Yang tidak diinginkannya jelas keingintahuan teman sekelasnya tentang hubungannya dengan Lian. Mereka sudah cukup penasaran setelah Lian membantunya mendapat izin di kelas olahraga, dan Jimin tidak berminat menambah rasa penasaran mereka dengan terang-terangan menjauhi Lian sampai minta pindah tempat duduk segala.
Usaha Jimin menghindari Lian berhasil selama kurang lebih dua hari. Semua berjalan sesuai rencana dan mungkin akan begitu seterusnya—Lian takkan punya kesempatan ikut campur urusannya lagi, sampai hari ini wali kelas memanggil keduanya ke ruang guru.
"Sebentar lagi ujian akhir semester. Karena kepindahan Lian cukup dekat dengan ujian, jadi sepertinya proses adaptasinya pada sistem pembelajaran di sini mungkin kurang maksimal."
Kurikulumnya mungkin sama, tapi Lian dapat merasakan perbedaan sistem mengajar serta materi yang diberikan di sekolah barunya. SMA Nakwon adalah salah satu sekolah elit di mana guru dan siswa di sana memiliki kualitas yang mumpuni. Lian baru dengar hari ini, bahwa ternyata Jimin adalah siswa berprestasi yang tak pernah tersingkir dari posisi teratas peringkat akademis.
"Kuharap kau tidak keberatan membantu Lian untuk beradaptasi lebih cepat."
"Kenapa harus saya?" Dari pertanyaan ini, harusnya wali kelas tahu bahwa Jimin keberatan untuk membantu Lian. Bukan hanya tentang beradaptasi, dalam hal apapun.
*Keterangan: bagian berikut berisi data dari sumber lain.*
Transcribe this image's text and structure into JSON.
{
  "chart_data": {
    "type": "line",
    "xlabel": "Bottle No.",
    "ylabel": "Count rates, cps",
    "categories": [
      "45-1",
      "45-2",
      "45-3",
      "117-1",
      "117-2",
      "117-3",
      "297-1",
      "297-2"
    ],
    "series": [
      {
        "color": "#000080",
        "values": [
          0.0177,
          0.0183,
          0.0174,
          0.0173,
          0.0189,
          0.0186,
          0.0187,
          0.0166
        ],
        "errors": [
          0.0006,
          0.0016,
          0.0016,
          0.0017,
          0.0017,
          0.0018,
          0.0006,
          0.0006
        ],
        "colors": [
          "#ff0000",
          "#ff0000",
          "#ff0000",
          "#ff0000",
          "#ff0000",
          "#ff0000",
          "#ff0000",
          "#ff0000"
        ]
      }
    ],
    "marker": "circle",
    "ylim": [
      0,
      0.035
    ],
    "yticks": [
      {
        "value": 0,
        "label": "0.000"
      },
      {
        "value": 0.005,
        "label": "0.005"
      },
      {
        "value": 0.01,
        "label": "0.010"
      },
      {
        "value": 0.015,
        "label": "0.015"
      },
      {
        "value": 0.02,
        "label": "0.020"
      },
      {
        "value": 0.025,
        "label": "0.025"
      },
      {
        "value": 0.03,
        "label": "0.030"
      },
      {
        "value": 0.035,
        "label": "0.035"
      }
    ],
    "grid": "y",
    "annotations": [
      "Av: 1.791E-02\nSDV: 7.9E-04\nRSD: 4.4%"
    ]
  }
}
"Rumah kalian berdekatan, 'kan?"
"Saya tidak melihat itu bisa dijadikan alasan kenapa saya harus membantunya."
"Karena kau mampu, Jimin."
"Meski saya tidak mau?"
Wali kelas, Jeon Ssaem mendengus. Sejak awal, Jimin memang sulit ditangani jika berurusan tentang bersosialisasi dengan orang lain. Jika ada tugas kelompok, Jimin hanya sekedar ikut serta, namun juga menolak jika mengerjakannya di rumah salah satu anggota kelompok. Lebih baik di sekolah, atau toleransi terjauhnya adalah di ruang belajar umum.
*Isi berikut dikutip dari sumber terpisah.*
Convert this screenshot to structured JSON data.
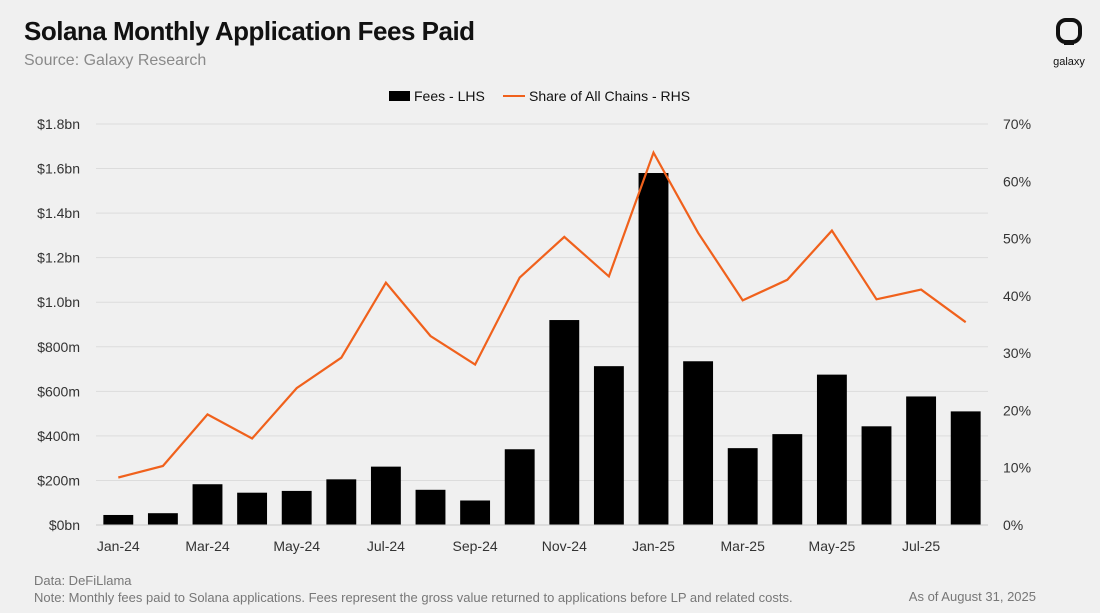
{
  "header": {
    "title": "Solana Monthly Application Fees Paid",
    "subtitle": "Source: Galaxy Research",
    "logo_text": "galaxy"
  },
  "footer": {
    "data_source": "Data: DeFiLlama",
    "note": "Note: Monthly fees paid to Solana applications. Fees represent the gross value returned to applications before LP and related costs.",
    "as_of": "As of August 31, 2025"
  },
  "colors": {
    "bar": "#000000",
    "line": "#f0611c",
    "grid": "#dcdcdc",
    "background": "#f0f0f0"
  },
  "chart_data": {
    "type": "bar",
    "title": "Solana Monthly Application Fees Paid",
    "categories": [
      "Jan-24",
      "Feb-24",
      "Mar-24",
      "Apr-24",
      "May-24",
      "Jun-24",
      "Jul-24",
      "Aug-24",
      "Sep-24",
      "Oct-24",
      "Nov-24",
      "Dec-24",
      "Jan-25",
      "Feb-25",
      "Mar-25",
      "Apr-25",
      "May-25",
      "Jun-25",
      "Jul-25",
      "Aug-25"
    ],
    "x_tick_labels": [
      "Jan-24",
      "Mar-24",
      "May-24",
      "Jul-24",
      "Sep-24",
      "Nov-24",
      "Jan-25",
      "Mar-25",
      "May-25",
      "Jul-25"
    ],
    "x_tick_indices": [
      0,
      2,
      4,
      6,
      8,
      10,
      12,
      14,
      16,
      18
    ],
    "series": [
      {
        "name": "Fees - LHS",
        "type": "bar",
        "axis": "left",
        "unit": "$M",
        "values": [
          45,
          53,
          183,
          145,
          153,
          205,
          262,
          158,
          110,
          340,
          920,
          713,
          1580,
          735,
          345,
          408,
          675,
          443,
          577,
          510
        ]
      },
      {
        "name": "Share of All Chains - RHS",
        "type": "line",
        "axis": "right",
        "unit": "%",
        "values": [
          8.3,
          10.3,
          19.3,
          15.1,
          23.9,
          29.2,
          42.3,
          33.0,
          28.0,
          43.2,
          50.3,
          43.4,
          65.0,
          51.0,
          39.2,
          42.8,
          51.4,
          39.4,
          41.1,
          35.4
        ]
      }
    ],
    "ylim_left": [
      0,
      1800
    ],
    "ylim_right": [
      0,
      70
    ],
    "y_left_ticks": [
      0,
      200,
      400,
      600,
      800,
      1000,
      1200,
      1400,
      1600,
      1800
    ],
    "y_left_labels": [
      "$0bn",
      "$200m",
      "$400m",
      "$600m",
      "$800m",
      "$1.0bn",
      "$1.2bn",
      "$1.4bn",
      "$1.6bn",
      "$1.8bn"
    ],
    "y_right_ticks": [
      0,
      10,
      20,
      30,
      40,
      50,
      60,
      70
    ],
    "y_right_labels": [
      "0%",
      "10%",
      "20%",
      "30%",
      "40%",
      "50%",
      "60%",
      "70%"
    ],
    "grid": true,
    "legend_position": "top-center"
  }
}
"Beri alasan yang bagus kenapa kau tidak mau?"
Jimin memilikinya. Alasan yang menurutnya bagus, selain fakta bahwa dirinya enggan berurusan dengan orang lain dalam hal memberi bantuan. Jimin tidak suka dengan Lian yang suka ikut campur tanpa diminta. Itu cukup untuk dijadikan alasan—menurutnya, namun Jimin urung untuk mengatakannya karena wali kelasnya tidak akan pernah menganggap itu sesuatu yang layak dijadikan alasan untuk menolak.
"Satu minggu," kata Jimin. "Hanya satu minggu. Saya juga butuh waktu untuk belajar sendiri."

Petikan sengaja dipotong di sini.